Concernant l'organisation et l'exploitation des installations, le BEA-RI préconise plusieurs axes d'amélioration, tels que le renforcement des équipes HSE (exemple Arf), la gestion des délestages en cas de coupure d'alimentation électrique (exemple Esso Raffinage), ou encore l'optimisation de la gestion des stocks de matières premières dans les bâtiments de production (exemple Arkema). Le Bureau recommande également de veiller à la stricte application des procédures et à la formalisation des documents liés à l'installation : rédaction de consignes opérationnelles dans le cadre de commandes de travaux ; documents de prévention des risques lors d'interventions pour travaux (absents lors de l'explosion d'une cuve de solvants chez Arf) ; amélioration des procédures d'entretien et d'exploitation des installations (exemple Yara) et, le cas échéant, correction de ces procédures (exemple Esso Raffinage).

C- QUATRE RECOMMANDATIONS POUR FAIRE ÉVOLUER LA RÉGLEMENTATION
Le BEA-RI a également recommandé aux industriels de réaliser plusieurs expertises techniques. Ces demandes incluent l'intégration de nouveaux dispositifs de sécurité dans les procédés existants.
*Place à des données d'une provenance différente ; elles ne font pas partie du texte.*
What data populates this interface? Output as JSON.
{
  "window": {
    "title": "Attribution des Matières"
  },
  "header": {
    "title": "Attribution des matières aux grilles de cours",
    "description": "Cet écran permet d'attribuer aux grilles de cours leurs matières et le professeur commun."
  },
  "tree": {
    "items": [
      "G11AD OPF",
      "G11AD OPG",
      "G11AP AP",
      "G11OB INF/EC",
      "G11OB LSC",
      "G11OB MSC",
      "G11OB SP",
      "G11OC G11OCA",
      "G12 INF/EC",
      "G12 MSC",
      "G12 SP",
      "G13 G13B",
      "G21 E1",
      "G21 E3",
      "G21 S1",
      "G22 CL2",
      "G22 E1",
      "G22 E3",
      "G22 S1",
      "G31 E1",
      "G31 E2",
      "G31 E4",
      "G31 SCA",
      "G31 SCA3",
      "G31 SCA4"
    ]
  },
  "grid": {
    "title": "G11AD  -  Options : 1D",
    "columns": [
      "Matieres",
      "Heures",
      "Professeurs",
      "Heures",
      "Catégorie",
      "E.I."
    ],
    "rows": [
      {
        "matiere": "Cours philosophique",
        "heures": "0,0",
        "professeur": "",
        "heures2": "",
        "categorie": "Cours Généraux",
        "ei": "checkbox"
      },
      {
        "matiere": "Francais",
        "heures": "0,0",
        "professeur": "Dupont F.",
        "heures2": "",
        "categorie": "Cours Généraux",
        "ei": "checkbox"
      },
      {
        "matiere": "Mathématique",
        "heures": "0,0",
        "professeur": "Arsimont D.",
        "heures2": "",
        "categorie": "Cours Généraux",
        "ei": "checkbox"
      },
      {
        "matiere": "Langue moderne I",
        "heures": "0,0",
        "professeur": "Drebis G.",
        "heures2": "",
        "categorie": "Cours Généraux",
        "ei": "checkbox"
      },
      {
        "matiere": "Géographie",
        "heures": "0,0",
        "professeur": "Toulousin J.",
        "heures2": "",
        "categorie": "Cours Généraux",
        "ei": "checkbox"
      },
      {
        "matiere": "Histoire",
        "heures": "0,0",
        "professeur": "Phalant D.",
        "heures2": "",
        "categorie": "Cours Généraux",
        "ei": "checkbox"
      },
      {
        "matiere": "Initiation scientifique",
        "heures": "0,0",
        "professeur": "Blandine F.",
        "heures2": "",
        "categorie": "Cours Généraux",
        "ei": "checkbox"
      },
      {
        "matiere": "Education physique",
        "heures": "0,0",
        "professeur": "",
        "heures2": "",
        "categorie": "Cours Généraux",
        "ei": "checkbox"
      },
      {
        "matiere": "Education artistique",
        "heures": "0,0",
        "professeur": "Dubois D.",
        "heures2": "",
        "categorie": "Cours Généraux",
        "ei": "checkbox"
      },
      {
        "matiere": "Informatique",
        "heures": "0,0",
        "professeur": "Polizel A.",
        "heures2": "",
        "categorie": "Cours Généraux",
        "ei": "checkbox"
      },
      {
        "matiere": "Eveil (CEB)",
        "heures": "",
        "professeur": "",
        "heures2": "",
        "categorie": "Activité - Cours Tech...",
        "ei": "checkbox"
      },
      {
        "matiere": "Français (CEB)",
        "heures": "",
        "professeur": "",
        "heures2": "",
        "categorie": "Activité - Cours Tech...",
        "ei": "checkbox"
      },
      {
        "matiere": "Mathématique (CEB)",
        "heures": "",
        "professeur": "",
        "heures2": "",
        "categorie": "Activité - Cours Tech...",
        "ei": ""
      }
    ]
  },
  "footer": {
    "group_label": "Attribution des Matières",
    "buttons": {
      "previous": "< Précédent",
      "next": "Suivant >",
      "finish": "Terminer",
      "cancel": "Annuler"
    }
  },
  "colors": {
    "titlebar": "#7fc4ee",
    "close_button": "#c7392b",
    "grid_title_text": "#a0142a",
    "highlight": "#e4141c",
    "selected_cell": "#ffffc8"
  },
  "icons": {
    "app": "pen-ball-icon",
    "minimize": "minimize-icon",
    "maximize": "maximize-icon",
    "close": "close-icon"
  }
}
Le rapport précise : « Cela pourrait concerner, par exemple, l'installation de moyens de détection des éléments en cours de combustion sur un convoyeur à bande ; la mise en place d'une alimentation de secours d'une durée minimale dans la salle de contrôle en cas de perte d'utilité ou de coupure d'électricité, permettant ainsi une gestion pilotée des installations par les opérateurs ; ou encore l'intégration des contraintes de nettoyage dans la conception des canalisations et des équipements afin de réduire le dépôt de nitrocellulose au sein d'une industrie de production de ce type de produit. »
Les enquêteurs ont également recommandé de mettre à jour les études de dangers ou de réaliser des études spécifiques pour adapter les procédés aux nouveaux risques engendrés par les changements climatiques (NaTech).
Par ailleurs, une autre série de recommandations, également issue des rapports publiés en 2023, vise à renforcer les contrôles, notamment : le contrôle des câbles d'alimentation électrique, en particulier de leur isolant ; le contrôle des raccords « à frapper » ; et le contrôle du respect des consignes des permis de travaux par les sous-traitants.
Enfin, le Bureau d'enquêtes et d'analyses propose quatre recommandations au ministère de la Transition écologique pour faire évoluer la réglementation. Tout d'abord, il attire l'attention de la Direction générale de la prévention des risques (DGPR) sur l'absence d'un arrêté ministériel régulant le stockage et l'utilisation de la biomasse. Ensuite, il formule trois recommandations spécifiques : veiller à ce que les contrôles périodiques des véhicules routiers soumis à l'Accord pour le transport de matières dangereuses par route (ADR) incluent également un contrôle visuel et dimensionnel des parties filetées des équipements de chargement-déchargement équipés de raccords à visser ; informer les entités de contrôle des risques inhérents aux assemblages de type « raccords à visser » ; et compléter l'article 29-4 de l'arrêté du 3 octobre 2010 en prenant en compte la maintenance des accessoires présents sur les bacs de stockage de liquides inflammables.